Adding a random prefix to the key names can help to distribute the load across different partitions and improve performance. This is because Amazon S3 uses the key name to determine the partition in which the object will be stored. By adding a random prefix to the key names, the objects are distributed across multiple partitions, which can help to reduce the likelihood of hotspots and improve performance.

Option C: Use a predictable naming scheme, such as sequential numbers or date time sequences, in the key names.

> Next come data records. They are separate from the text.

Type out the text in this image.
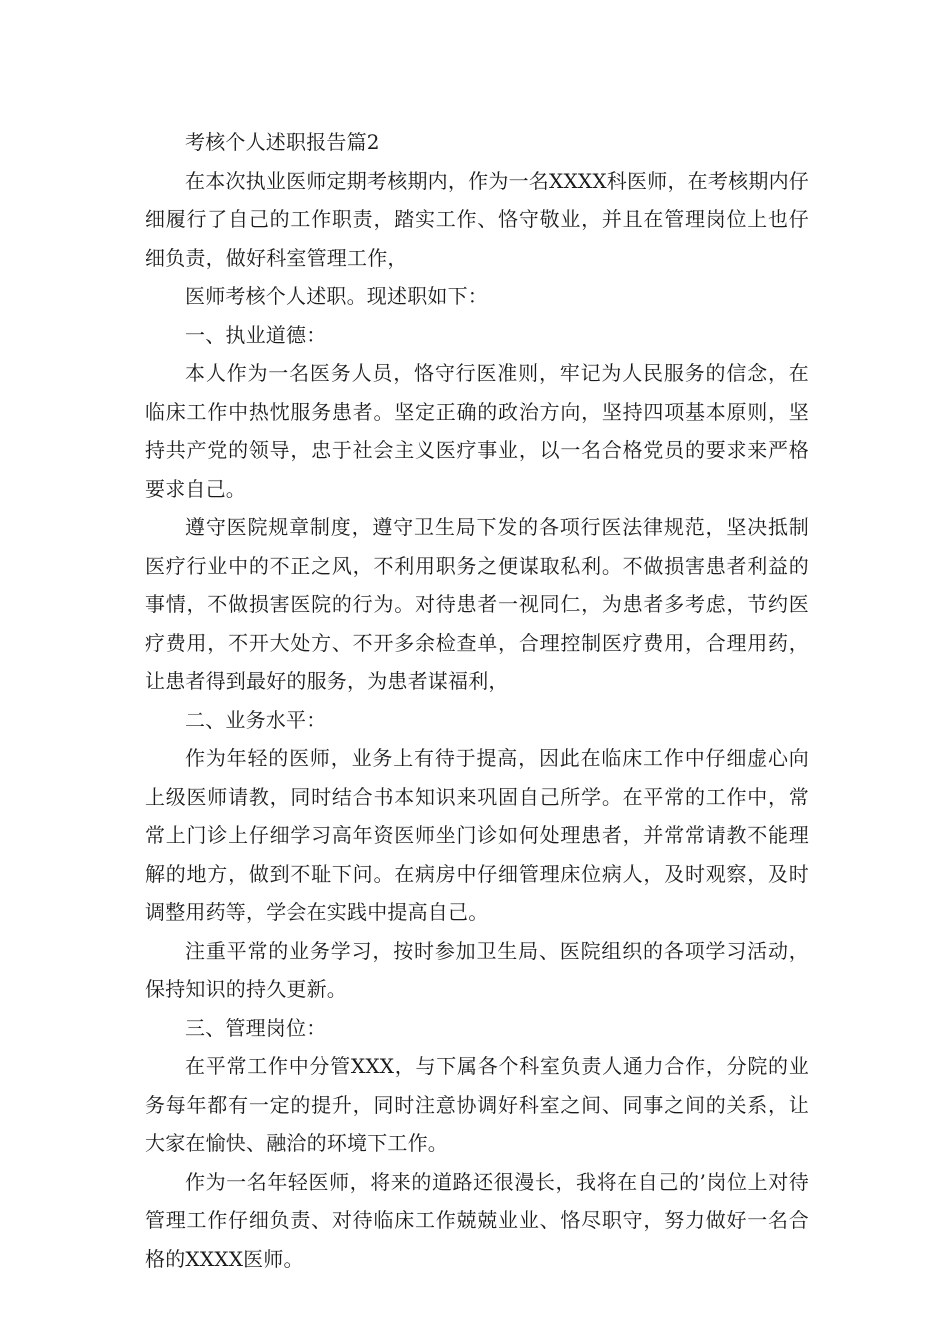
考核个人述职报告篇2

在本次执业医师定期考核期内，作为一名XXXX科医师，在考核期内仔细履行了自己的工作职责，踏实工作、恪守敬业，并且在管理岗位上也仔细负责，做好科室管理工作，

医师考核个人述职。现述职如下：

一、执业道德：

本人作为一名医务人员，恪守行医准则，牢记为人民服务的信念，在临床工作中热忱服务患者。坚定正确的政治方向，坚持四项基本原则，坚持共产党的领导，忠于社会主义医疗事业，以一名合格党员的要求来严格要求自己。

遵守医院规章制度，遵守卫生局下发的各项行医法律规范，坚决抵制医疗行业中的不正之风，不利用职务之便谋取私利。不做损害患者利益的事情，不做损害医院的行为。对待患者一视同仁，为患者多考虑，节约医疗费用，不开大处方、不开多余检查单，合理控制医疗费用，合理用药，让患者得到最好的服务，为患者谋福利，

二、业务水平：

作为年轻的医师，业务上有待于提高，因此在临床工作中仔细虚心向上级医师请教，同时结合书本知识来巩固自己所学。在平常的工作中，常常上门诊上仔细学习高年资医师坐门诊如何处理患者，并常常请教不能理解的地方，做到不耻下问。在病房中仔细管理床位病人，及时观察，及时调整用药等，学会在实践中提高自己。

注重平常的业务学习，按时参加卫生局、医院组织的各项学习活动，保持知识的持久更新。

三、管理岗位：

在平常工作中分管XXX，与下属各个科室负责人通力合作，分院的业务每年都有一定的提升，同时注意协调好科室之间、同事之间的关系，让大家在愉快、融洽的环境下工作。

作为一名年轻医师，将来的道路还很漫长，我将在自己的’岗位上对待管理工作仔细负责、对待临床工作兢兢业业、恪尽职守，努力做好一名合格的XXXX医师。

Using a predictable naming scheme such as sequential numbers or date time sequences in the key names can lead to performance issues. This is because Amazon S3 stores objects in alphabetical order based on the key name, and if the key names are predictable, they can cause hotspots on a single partition, leading to performance issues.

Option D: Use multi-part upload.

Multi-part upload can improve performance when uploading large files to Amazon S3 by breaking the file into smaller parts and uploading them in parallel. However, in this case, the request mix is a mix of GET/PUT/DELETE, and multi-part upload does not apply.

Therefore, the best option for ensuring optimal performance for a web application that stores static assets in an Amazon S3 bucket that receives over 400 requests with a mix of GET/PUT/DELETE per second is option B: Add a random prefix to the key names.